CHRONIQUE

Le cercle vicieux

Ils ne regardent pas la télévision québécoise, ou la regardent autrement. Plusieurs ne s’y retrouvent plus, ne s’y reconnaissent pas, ne s’y intéressent pas. Elle ne leur est pas destinée, disent-ils. Ils n’ont pas tort.

Ils ont entre 20 et 30 ans. Des étudiants que j’ai rencontrés hier en marge du colloque D’un écran à l’autre : confluence nordique du cinéma et de la télévision, à l’UQAM. Une rencontre entre ceux qui font de la télévision, ceux qui l’étudient et l’observent, et ceux qui souhaitent en faire, ici comme en Scandinavie (la conférence, organisée par les professeurs de l’École des médias Pierre Barrette et Margot Ricard, accueille aussi des universitaires et artisans suédois).

« On regarde plutôt ce qui se fait ailleurs comme à HBO, m’a dit une étudiante en scénarisation qui n’arrive pas à percer le marché du travail. Les séries québécoises ne s’adressent pas à nous. Série noire, c’est l’exception qui confirme la règle. Alors on travaille sur des webséries avec des budgets dérisoires. Tout le monde a sa websérie, mais personne n’arrive à en vivre. »

Les jeunes hommes québécois de 18 à 25 ans ont complètement délaissé la télévision québécoise ; les jeunes femmes y prêtent à peine plus d’attention, expliquait hier une professeure du département de communication.

La désaffection marquée des jeunes pour la télévision québécoise – responsable notamment du déclin de la programmation destinée aux adolescents et jeunes adultes – ne marque pas seulement le début de la fin d’un modèle économique. Elle fait aussi craindre le pire pour la suite, d’un point de vue culturel.

Notre télévision a beau attirer encore et toujours des auditoires remarquables avec des émissions de qualité, elle vise de plus en plus à séduire une clientèle type de 50 ans et plus, intéressée par des contenus consensuels et conventionnels, calibrés selon des normes bien établies.

C’est ce qui explique notamment qu’une série « efficace » comme Les jeunes loups, ni plus ni moins que de la télé à numéros à mon sens, attire quatre fois plus de téléspectateurs à TVA que sa concurrente directe à Radio-Canada, Série noire, pourtant cent fois plus pertinente, intéressante et originale.

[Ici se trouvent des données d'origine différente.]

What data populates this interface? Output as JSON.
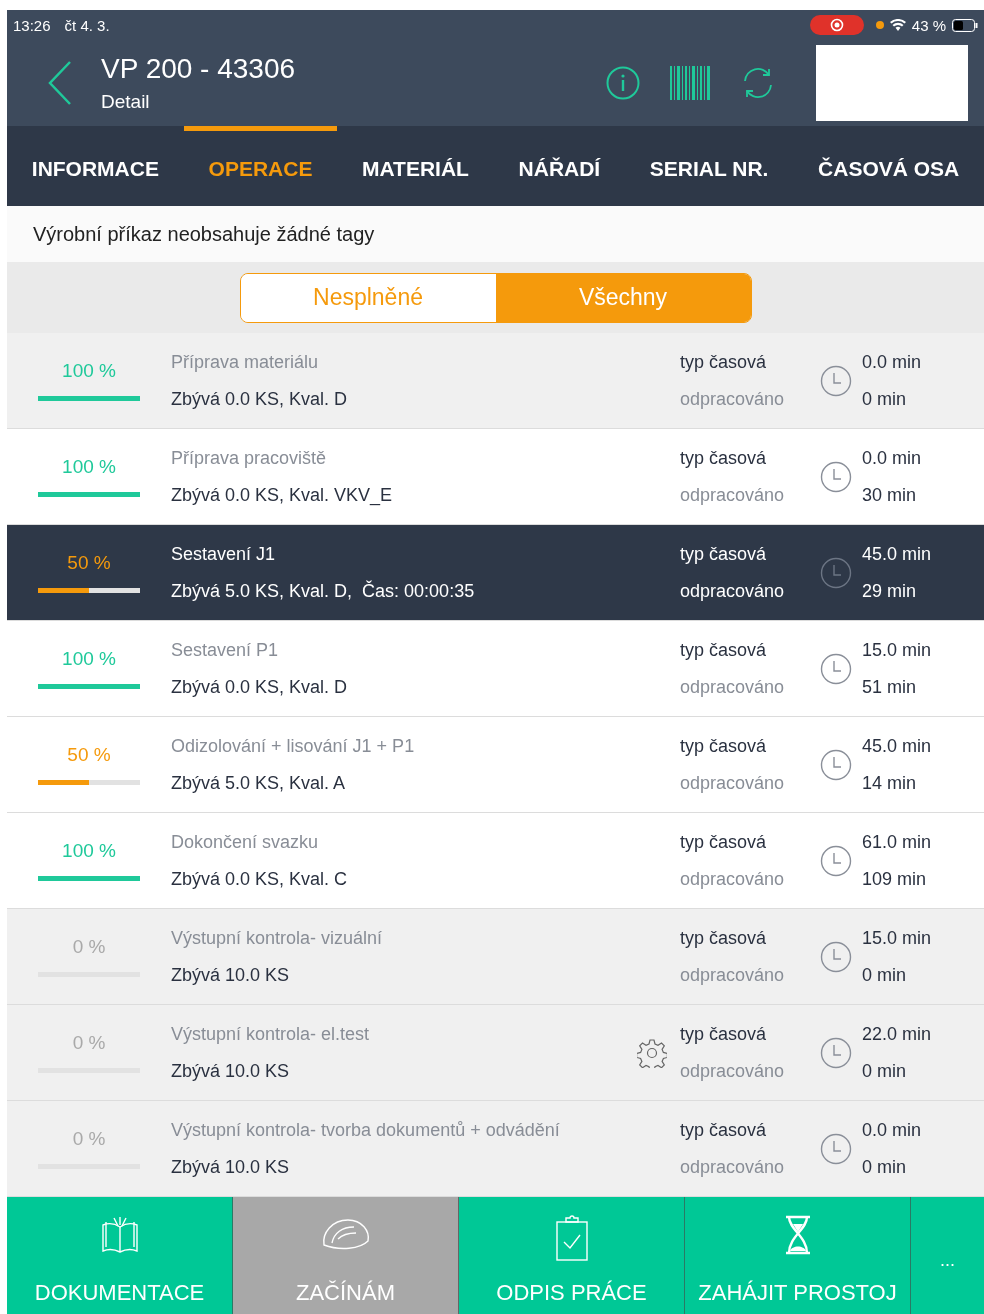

Une autre explication tient au fait qu’une grande partie du public cible de Série noire ne regarde pas la télé en direct, le lundi à 21 h, en s’encombrant de publicités rébarbatives et d’autopromotions radio-canadiennes. Il découvre cette série autrement, en rafale, sur Tou.tv, sur le web (ou ne soupçonne malheureusement pas son existence).

Puisque le calcul traditionnel des cotes d’écoute ne tient pas bien compte des nouvelles plateformes de diffusion (du moins pas officiellement), Série noire, l’émission québécoise la plus enthousiasmante de la dernière année, risque de ne pas connaître de suite.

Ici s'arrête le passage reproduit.